Sort all 2n students by skill. A minimum absolute-difference perfect matching on a line has an optimal non-crossing form.

With only one forbidden edge per original pair, there is an optimal non-crossing matching where every matched edge spans at most 5 sorted positions. If an outer edge spans >= 7, the first six involved positions can be rematched internally (each colour appears at most twice, so an allowed perfect matching exists) without increasing the line metric cost, and the outer edge can be removed. Repeating gives span <= 5.

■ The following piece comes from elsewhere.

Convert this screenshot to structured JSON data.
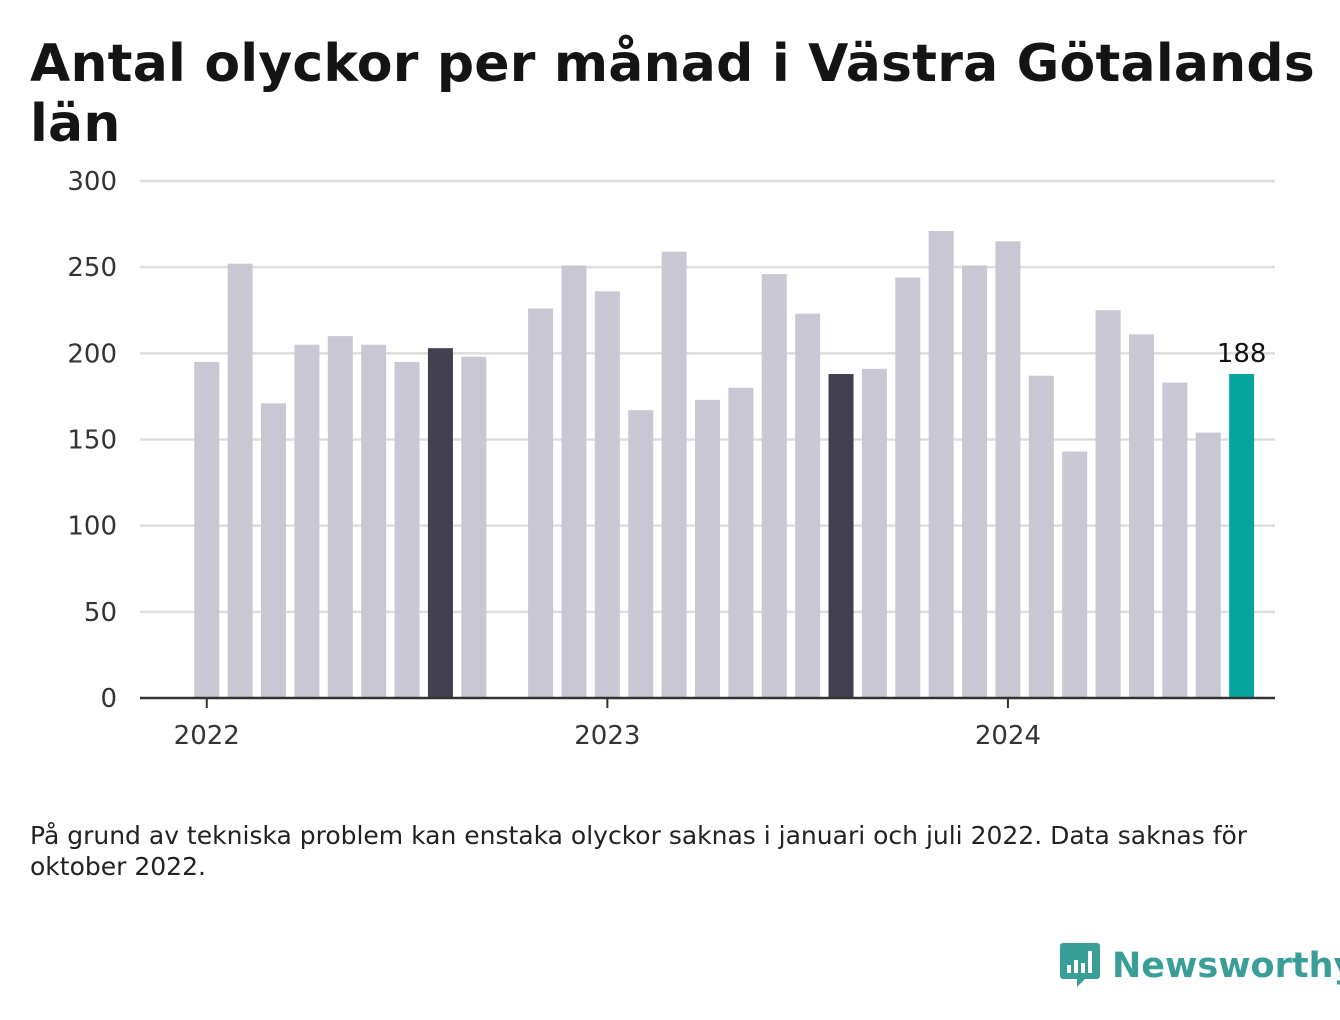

Therefore the sorted sequence can be tiled by independent blocks of size 2, 4, or 6. For each block, try all Catalan non-crossing matchings inside the block and forbid matching equal original pair ids.

dp[i] = min cost for the first i sorted students, with transitions from the last block size 2/4/6.

Complexity: O(n) after sorting.

代码

来源：problems/cf104114E/solution.cpp

#include<bits/stdc++.h>
using namespace std;
using ll=long long;

vector<vector<pair<int,int>>> mats[7];

vector<vector<pair<int,int>>> gen(int l,int r){
    if(l>r) return {{}};
    vector<vector<pair<int,int>>> out;
    for(int j=l+1;j<=r;j+=2){
        auto A=gen(l+1,j-1);
        auto B=gen(j+1,r);
        for(auto a:A){
            for(auto b:B){
                vector<pair<int,int>> cur={{l,j}};
                cur.insert(cur.end(),a.begin(),a.end());
                cur.insert(cur.end(),b.begin(),b.end());
                out.push_back(cur);
            }
        }
    }
    return out;
}

int main(){
    ios::sync_with_stdio(false);
    cin.tie(nullptr);

    for(int k:{2,4,6}) mats[k]=gen(0,k-1);

    int n;
    cin>>n;
    int N=2*n;
    vector<pair<ll,int>> a(N);
    for(int i=0;i<N;i++){
        cin>>a[i].first;
        a[i].second=i/2;
    }
    sort(a.begin(),a.end());

    const ll INF=(1LL<<62);
    vector<ll> dp(N+1,INF);
    dp[0]=0;
    for(int i=2;i<=N;i+=2){
        for(int k:{2,4,6}){
            if(i<k||dp[i-k]>=INF) continue;
            for(auto &mat:mats[k]){
                bool ok=true;
                ll cost=0;
                for(auto [u,v]:mat){
                    int U=i-k+u,V=i-k+v;
                    if(a[U].second==a[V].second){
                        ok=false;
                        break;
                    }
                    cost+=a[V].first-a[U].first;
                }
                if(ok) dp[i]=min(dp[i],dp[i-k]+cost);
            }
        }
    }

    cout<<dp[N]<<"\n";
    return 0;
}